Autour d’un projet collectif d’envergure, nous avons mené des ateliers d’éducation populaire aux médias. Objectif : Partager nos expériences et compétences avec ces futur.e.s responsables de structures pour les aider à faire face aux enjeux de l’information et accompagner les publics qu’ils côtoient. 

Aujourd’hui, Fumigène donne la parole à Setha. Il interroge ses origines qui s’entremêlent à celles de son engagement dans le travail social.

Quand je signe par mon nom de famille, on a tendance à m’associer à une origine noire africaine ou à Omar Sy. Malheureusement nos points communs s’arrêtent à nos noms de famille et aux parcours de migration de nos pères. 

Si je devais raconter toute son histoire, je n’aurais pas assez de ces quelques pages. Je commencerais même par la fin. Il me remercie de l’avoir écouté et d’écrire quelques lignes de son histoire. La question qui lui revient le plus en tête ? « Pourquoi suis-je vivant? » me confie-t-il. Pourquoi lui ? Lui et ses cinq camarades, seuls rescapés d’une compagnie de plus de 400 hommes. 

Face à nous, ses enfants, il a toujours été très secret. Il nous en parle moins difficilement maintenant que nous sommes adultes… Aujourd’hui, je peux enfin dire que je connais mon histoire. Une interview aux allures de discussion mais un exercice qui fera quand même mouiller les yeux de mon père. 

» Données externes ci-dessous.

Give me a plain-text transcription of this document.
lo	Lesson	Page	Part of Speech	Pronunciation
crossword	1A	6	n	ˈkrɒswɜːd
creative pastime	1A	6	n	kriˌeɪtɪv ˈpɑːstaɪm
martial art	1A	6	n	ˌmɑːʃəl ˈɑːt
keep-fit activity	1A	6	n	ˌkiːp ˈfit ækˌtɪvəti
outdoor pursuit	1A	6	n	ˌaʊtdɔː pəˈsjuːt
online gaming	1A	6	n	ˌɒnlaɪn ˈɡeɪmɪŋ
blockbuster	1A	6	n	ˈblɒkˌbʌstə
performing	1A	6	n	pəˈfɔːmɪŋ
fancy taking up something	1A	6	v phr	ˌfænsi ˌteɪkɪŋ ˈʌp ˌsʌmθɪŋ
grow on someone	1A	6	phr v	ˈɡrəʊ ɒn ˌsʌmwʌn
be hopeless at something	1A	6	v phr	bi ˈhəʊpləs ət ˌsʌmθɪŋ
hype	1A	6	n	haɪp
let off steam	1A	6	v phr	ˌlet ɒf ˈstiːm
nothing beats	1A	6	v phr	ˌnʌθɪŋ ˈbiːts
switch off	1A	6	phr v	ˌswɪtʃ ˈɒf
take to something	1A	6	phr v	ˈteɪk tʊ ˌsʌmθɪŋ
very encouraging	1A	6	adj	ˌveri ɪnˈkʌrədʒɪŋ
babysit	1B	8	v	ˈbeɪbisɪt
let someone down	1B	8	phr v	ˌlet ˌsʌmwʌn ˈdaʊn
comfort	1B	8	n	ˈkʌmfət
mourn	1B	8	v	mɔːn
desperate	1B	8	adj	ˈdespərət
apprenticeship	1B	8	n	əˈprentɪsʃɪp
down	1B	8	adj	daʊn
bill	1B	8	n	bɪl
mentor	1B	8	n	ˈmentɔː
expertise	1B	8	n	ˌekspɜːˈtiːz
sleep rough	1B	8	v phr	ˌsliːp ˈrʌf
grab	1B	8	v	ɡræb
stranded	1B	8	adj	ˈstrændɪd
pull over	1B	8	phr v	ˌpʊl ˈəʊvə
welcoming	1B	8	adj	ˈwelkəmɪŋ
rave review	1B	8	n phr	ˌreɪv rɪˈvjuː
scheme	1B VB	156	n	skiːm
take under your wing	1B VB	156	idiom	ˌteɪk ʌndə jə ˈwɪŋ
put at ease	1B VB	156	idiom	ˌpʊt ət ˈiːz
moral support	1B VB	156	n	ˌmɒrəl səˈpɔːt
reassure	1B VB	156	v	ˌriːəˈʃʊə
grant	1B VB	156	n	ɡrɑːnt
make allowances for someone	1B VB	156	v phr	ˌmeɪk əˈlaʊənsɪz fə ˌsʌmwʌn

Pourquoi ces secrets? Pourquoi cette discrétion ? Peut-être ses traumas de soldat qui l’incitent même à mettre un terme rapidement à notre échange. 

Mon père est-il un héros? Pour avoir réussi à s’échapper d’un camp de travaux forcés ? Ou est-il seulement né sous une bonne étoile ? 

La chance qu’il a eu dans ce camp tient-elle de l’amitié? Le hasard a fait que l’ami avec qui il a été capturé avait des membres de sa famille gardien du camp. Le message codé pour fuir était « regardez toujours au sud ». Je n’en saurai pas plus sur l’issue de ce message ni comment ils sont parvenus à s’enfuir. Là encore, du secret.

La suite ? Dix jours dans la forêt, perdu au milieu des cris d’animaux, sans rien manger. Quand soudain il arrive sur une haute montagne limite thaï/khmer et cette dernière image qui les marquera tous les deux à tout jamais « Voir le pays de si haut ». Il m’explique avoir pleuré en haut de cette montagne : tristesse, déchirement puisqu’ils quittent leur patrie. Ils le savent, ils abandonnent leur famille, peut être condamnée à mort.

C’est comme si ses rencontres avaient orienté toute sa vie. Sur la route de l’exil, il a évité la prison grâce à une amitié commune avec ce chef de police thaïlandais qui devait au départ l’enfermer pour motif “d’avoir traversé la frontière en toute illégalité.” 

En France, la rencontre avec des personnes de la croix rouge et du foyer d’hébergement qui ont tout fait pour aider mes parents en les orientant rapidement vers un travail et en appartement.

Les parents de mon père le croyaient mort et ont organisé une cérémonie de décès. En 1992 quand il retourna au Cambodge, il croisa la femme d’un ami. Elle organisa des retrouvailles à Siem Reap avec son père, son frère et son frère adoptif.

Une rencontre encore aujourd’hui. Moi avec ce père que je connais enfin.